I have always enjoyed learning about my heritage for many reasons. I suppose I should begin by saying that I am a mutt. I am Polish, Hungarian, German, and I have ancestors from a former German territory called Alsace-Lorraine. Which also makes me Alsace-Lorrainian or something. There's also a story in my family that my Great-Grandpa Archie used to say we were Irish so he could celebrate St. Patrick's Day. But that's another story. I mostly identify with the Polish part of my heritage. I've visited the town of Lena, Wisconsin (current population:500) and I've seen the farmhouse and big white barn that were built on the land where my Great-Grandma Vicky and her 13 brothers and sisters grew up. Their father spoke only Polish--something that my Grandma has said terrified her as a kid. In that house, my Great-Grandma shared an attic for a bedroom and she told us how the snow would drift in on their faces in the winter. They would make Polish sausage from scratch, and we still have and use the grinder and sausage-stuffer that her mother used. I think I identify myself mostly as Polish because that is the side of the family I know most about, like how my Great-Grandmother's job was to cut the heads off of chickens and pluck them for the family to eat--something that proves she had a much stronger stomach than I do.
I honestly can't remember the exact moment when I became aware of issues of ethnicity and race. I grew up in a tiny farming community on Lake Ontario called Kendall. I think there was only one Black kid that went to our school, but I can't remember thinking he was strange or different. I just knew him by his name. The town I lived in was virtually all White. I suppose when I moved from that town to a larger suburban town with a much larger suburban school, I began to at least notice the ways kids of different color interacted, or didn't. I remember in school the White kids stuck with the White kids and the Black kids stuck with the Black kids. I'm not saying it's the right thing, it was just the way it was there. I'm hoping future generations will erase the lines in school lunch rooms and actually get to know each other for what's beneath the surface, even though in high school, the surface is for the most part all anybody sees.

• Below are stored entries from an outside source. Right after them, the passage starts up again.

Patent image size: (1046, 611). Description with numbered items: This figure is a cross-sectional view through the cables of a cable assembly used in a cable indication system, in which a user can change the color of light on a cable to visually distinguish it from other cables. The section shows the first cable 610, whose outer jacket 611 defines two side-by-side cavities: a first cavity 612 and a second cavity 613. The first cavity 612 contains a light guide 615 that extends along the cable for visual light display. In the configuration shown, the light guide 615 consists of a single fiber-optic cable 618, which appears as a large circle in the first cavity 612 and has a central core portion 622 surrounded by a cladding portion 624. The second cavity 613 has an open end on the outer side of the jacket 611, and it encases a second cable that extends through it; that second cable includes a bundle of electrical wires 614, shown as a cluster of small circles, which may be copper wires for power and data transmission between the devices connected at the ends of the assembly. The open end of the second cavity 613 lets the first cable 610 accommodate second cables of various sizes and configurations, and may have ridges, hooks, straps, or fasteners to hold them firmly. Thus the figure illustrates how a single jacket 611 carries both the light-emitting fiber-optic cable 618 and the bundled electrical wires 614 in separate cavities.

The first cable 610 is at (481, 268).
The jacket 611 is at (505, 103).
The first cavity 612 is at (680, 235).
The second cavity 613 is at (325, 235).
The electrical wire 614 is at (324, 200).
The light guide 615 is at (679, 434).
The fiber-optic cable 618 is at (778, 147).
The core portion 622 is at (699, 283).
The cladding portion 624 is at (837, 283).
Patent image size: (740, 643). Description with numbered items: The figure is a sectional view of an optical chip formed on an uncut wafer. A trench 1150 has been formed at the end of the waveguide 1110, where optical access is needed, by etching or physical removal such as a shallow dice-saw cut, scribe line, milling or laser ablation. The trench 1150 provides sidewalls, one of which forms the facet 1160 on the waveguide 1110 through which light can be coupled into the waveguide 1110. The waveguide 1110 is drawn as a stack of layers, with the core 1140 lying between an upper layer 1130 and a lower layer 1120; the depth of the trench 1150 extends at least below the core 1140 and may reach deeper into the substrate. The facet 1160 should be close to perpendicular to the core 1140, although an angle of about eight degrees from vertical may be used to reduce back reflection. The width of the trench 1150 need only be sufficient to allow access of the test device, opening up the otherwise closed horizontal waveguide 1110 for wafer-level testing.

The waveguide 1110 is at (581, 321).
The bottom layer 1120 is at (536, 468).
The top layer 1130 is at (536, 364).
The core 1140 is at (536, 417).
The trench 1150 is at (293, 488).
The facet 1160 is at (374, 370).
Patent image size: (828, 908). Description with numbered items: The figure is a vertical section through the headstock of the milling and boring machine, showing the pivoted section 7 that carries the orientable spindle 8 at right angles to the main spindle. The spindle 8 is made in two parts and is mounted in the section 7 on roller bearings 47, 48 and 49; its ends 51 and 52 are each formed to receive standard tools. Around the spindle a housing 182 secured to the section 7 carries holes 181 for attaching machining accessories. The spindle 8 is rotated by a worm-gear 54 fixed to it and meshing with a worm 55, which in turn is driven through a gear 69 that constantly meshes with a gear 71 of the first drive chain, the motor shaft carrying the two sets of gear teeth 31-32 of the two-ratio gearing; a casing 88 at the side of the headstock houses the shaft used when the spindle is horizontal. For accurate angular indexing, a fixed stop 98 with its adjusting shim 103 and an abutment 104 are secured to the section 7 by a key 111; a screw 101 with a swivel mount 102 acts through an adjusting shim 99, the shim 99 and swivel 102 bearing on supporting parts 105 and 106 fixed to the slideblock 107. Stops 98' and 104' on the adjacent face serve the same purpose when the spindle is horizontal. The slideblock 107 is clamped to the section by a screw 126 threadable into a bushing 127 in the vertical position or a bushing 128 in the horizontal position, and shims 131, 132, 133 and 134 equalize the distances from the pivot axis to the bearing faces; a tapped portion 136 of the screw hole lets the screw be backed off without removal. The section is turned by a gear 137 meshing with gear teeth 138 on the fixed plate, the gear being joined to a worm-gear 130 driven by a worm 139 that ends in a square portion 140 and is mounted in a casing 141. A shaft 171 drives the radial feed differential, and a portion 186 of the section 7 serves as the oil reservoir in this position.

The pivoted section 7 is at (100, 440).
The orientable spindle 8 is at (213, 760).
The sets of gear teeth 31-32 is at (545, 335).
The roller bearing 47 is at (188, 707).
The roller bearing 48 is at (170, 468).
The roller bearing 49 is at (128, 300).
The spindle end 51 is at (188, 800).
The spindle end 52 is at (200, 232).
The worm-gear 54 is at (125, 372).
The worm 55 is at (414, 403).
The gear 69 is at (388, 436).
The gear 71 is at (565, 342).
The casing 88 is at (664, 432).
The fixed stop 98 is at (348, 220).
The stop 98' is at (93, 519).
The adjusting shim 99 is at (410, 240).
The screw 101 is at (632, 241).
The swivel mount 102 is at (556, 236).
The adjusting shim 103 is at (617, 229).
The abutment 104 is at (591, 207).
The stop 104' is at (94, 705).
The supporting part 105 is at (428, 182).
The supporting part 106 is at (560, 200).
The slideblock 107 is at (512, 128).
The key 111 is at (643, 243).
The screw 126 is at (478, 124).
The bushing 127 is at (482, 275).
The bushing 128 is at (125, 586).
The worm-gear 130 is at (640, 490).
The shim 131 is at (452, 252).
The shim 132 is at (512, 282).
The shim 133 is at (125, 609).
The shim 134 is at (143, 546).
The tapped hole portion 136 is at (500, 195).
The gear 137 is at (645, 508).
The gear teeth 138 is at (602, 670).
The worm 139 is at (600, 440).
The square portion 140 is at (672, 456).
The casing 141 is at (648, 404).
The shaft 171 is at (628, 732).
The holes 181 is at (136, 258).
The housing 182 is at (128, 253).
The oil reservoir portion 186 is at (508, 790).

Even though I grew up in that town, I can't remember being taught anything negative about racial issues; of course, that could be because there was no diversity to speak of anyhow. My parents always taught me to really know someone by what is beneath the surface. My views have not changed; however, I think I have become much more aware of what other views there are. I remember seeing the Schoolhouse Rock video in 7th grade talking about the Melting Pot. I guess now I realize that that Melting Pot meant that America was to be not a diverse nation, but one that attempted to purify and stomp out so many cultures for the sake of promoting the "approved" culture and way of life. I've learned about slavery, the Eugenics Movement, and scientific racism and seen the horrors that negligence, ignorance, and hate can produce, and I think I've learned that we cannot ignore the problems or pretend they aren't there. We can't pretend we are progressing when we're not because we are blinded by our own proclamations of progress. I can't say that I have directly witnessed any instances of racism, but I have tried to educate myself on the topic of racism because it shouldn't just be something people of color try to overcome, but something we as a human race need to work toward eradicating. I think we first have to admit that great injustice and struggle exist and then begin the process of change.
Thank you for this very detailed post, Rachel. I think you are right to suggest that we first have to learn to recognize and understand injustice and why it exists before we can make any sort of change, be it personally or on a larger social level.